IT Pros must constantly learn, but they don’t all learn in the same way

IT Pros must constantly learn, but they don’t all learn in the same way

The first time I saw my favorite professor present a lecture, he declared to the lecture hall “everything I’ll be teaching you this semester is written down over in the library by people far more eloquent by myself. As that is demonstrably true, ask yourself why should you give up several hours each week to hear me provide you with the same information in this format?”

As is always the case with my favorite professor, there’s actually a good answer to this question. It has a lot to do with the fact that while some people in the room would be able to learn everything he was going to teach by going across to the University library, many people in the room were going to be better off attending the lectures rather than reading the books.

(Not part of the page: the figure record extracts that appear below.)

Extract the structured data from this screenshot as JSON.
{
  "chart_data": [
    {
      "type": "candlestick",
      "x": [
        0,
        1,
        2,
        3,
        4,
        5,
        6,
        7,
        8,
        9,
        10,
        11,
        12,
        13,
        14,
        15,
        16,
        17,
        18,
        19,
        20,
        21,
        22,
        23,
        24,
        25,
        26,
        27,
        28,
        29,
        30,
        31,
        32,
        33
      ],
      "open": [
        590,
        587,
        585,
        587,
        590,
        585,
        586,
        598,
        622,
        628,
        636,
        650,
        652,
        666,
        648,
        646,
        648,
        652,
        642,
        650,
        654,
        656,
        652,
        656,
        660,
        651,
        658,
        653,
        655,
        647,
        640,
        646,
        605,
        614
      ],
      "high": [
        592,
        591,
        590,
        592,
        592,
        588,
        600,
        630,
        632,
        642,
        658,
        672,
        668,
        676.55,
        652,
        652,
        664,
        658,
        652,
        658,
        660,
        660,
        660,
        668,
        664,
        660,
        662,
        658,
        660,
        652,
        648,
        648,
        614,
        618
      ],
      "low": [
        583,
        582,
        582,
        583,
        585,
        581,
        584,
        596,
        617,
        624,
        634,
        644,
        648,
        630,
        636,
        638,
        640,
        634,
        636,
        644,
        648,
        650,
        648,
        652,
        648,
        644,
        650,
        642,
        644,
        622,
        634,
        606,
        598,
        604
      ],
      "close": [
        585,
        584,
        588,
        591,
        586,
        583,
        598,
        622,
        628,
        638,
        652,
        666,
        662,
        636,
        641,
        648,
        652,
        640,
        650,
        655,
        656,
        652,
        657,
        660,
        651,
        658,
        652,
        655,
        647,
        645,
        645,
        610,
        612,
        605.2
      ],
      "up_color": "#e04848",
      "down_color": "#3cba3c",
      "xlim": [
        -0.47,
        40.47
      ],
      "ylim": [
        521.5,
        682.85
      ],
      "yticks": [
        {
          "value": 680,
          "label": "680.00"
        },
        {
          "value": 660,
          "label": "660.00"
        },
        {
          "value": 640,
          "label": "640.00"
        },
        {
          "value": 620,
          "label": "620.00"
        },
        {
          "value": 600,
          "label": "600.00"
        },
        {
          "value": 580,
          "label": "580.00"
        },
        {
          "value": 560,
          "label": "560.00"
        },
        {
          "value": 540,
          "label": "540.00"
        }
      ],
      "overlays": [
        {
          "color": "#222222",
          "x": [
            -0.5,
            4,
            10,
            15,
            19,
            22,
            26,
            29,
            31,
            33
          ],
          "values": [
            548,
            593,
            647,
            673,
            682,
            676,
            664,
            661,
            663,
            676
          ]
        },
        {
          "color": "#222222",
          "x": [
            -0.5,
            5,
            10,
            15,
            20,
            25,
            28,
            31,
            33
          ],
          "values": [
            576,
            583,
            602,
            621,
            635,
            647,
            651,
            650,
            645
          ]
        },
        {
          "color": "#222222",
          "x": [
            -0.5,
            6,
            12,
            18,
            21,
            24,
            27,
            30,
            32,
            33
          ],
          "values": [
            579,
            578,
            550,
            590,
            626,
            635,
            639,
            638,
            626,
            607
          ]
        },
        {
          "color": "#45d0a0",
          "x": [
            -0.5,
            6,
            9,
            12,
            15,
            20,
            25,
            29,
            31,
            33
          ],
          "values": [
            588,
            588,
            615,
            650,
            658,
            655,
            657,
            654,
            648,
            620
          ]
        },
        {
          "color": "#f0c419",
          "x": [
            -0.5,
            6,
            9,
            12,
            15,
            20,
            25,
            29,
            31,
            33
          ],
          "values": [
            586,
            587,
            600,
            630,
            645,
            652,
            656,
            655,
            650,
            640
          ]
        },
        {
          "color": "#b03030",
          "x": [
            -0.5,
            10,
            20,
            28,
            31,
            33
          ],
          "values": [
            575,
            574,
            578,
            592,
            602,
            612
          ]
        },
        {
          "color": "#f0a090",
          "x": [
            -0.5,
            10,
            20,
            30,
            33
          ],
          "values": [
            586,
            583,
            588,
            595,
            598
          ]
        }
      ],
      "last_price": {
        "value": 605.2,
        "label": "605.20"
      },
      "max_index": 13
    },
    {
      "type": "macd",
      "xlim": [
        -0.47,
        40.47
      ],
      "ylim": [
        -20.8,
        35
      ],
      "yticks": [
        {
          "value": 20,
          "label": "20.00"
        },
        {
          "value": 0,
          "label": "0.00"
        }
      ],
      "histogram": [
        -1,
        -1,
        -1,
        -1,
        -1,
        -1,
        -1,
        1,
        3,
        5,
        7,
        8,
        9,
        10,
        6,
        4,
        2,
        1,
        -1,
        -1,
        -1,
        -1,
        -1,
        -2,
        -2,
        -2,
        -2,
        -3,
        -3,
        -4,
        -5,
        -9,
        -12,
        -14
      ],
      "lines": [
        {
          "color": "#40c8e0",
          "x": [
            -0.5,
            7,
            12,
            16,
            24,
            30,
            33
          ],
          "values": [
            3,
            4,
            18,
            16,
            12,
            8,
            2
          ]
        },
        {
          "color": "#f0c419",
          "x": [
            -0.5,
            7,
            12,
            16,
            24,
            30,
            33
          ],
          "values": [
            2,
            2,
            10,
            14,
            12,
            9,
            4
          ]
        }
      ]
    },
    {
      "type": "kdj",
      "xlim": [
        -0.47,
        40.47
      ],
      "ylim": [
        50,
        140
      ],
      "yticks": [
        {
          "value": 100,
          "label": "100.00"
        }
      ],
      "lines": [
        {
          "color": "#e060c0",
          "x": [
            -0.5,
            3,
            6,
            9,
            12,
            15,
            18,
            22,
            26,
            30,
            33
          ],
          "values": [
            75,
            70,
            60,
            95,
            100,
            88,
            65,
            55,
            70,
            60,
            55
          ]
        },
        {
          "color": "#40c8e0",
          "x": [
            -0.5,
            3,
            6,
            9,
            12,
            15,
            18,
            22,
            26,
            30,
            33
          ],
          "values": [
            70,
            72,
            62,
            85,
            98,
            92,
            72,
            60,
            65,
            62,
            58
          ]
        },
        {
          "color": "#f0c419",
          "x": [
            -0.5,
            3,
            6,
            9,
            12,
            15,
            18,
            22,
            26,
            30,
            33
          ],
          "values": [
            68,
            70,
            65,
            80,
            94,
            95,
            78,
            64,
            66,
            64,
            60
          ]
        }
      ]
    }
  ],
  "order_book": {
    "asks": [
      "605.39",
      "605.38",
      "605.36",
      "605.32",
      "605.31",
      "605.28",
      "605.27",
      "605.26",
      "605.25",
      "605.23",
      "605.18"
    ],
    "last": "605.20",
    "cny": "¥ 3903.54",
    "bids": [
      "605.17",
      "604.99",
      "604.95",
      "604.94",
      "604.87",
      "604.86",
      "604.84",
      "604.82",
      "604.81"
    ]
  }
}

I was reminded of the professor’s words when reading an interesting article on Slate recently about the trend for some people in the education/technology sector to assume that the majority of people were autodidacts.

An autodidact is someone who excels at self paced learning and teaches themselves rather than being taught by others. The books I write for Microsoft Press, the Exam Ref and Training Guide (formerly the Training Kit) series are eminently suitable for people that have the discipline to learn without much direction. As is the video based training I do for PluralSight.

I used to assume that many IT Pros, because they had jobs that required constant learning, must have strong self-learning skills. Like the article suggests, I had assumed that the majority of IT Pros must be autodidacts. This assumption seemed reasonable because it seems self evident that part of being a successful IT Pro is that you need to almost constantly be teaching yourself new products and technologies. As someone once suggested to me a long time ago, IT is a treadmill, and if you stop learning/walking, you’ll fall off.

However things that “self evident” aren’t always necessarily true.

While IT Pros do need to be able to absorb and process information, they don’t necessarily have to be self-directed learners. There’s a reason that classroom and lecture based learning has stuck around for hundreds of years even when libraries that have the same information have been accessible to the students sitting in those classrooms or lecture halls.

As an author, I used to wonder why people would pay for me to teach a class when they could simply pick up a book I’d written and learn the same thing. What I’ve learned from the students that attend instructor lead training is that many of them find directed classroom learning far more effective than self paced learning. That is, they learn more by interacting with an instructor of whom they can ask questions rather than by reading something on a website or in a book and then attempting to apply it in a lab or in a development environment.

IT Pros always need to learn, but not all IT Pros employ the same learning strategies. What works for one person may not work for the next.

I’ve often thought that this was something that Microsoft understands at an intrinsic level. In my own work for the company, I’ve created content that addresses a multitude of learning strategies. I’ve written books, written and presented instructor led training, and created videos. Information about the same broad topics presented in a variety of ways. What I’ve always found great about Microsoft is that they spend serious resources understanding how people learn things. Some other vendors don’t have this broader understanding about different learning strategies, and seem to figure that if they make some technical documentation available, IT Pros will figure out what they need to know for themselves.

So the answer to my question about why people paid me to teach a class on things they could read in one of my books is the answer to the question my favorite professor posed. For some people, having an instructor is a critical part of how they learn. As the Slate article seems to suggest, understanding that there are a variety of different learning strategies that need to be serviced, rather than just the learning strategies of the autodidacts, is critical for any organization that needs to have people learn and understand how to use their products.

My grandfather used to say that the most important thing you’ll learn at university is how you actually learn. Once you figure out which learning strategies work for you, you’ll find it easy to stay on that IT learning treadmill.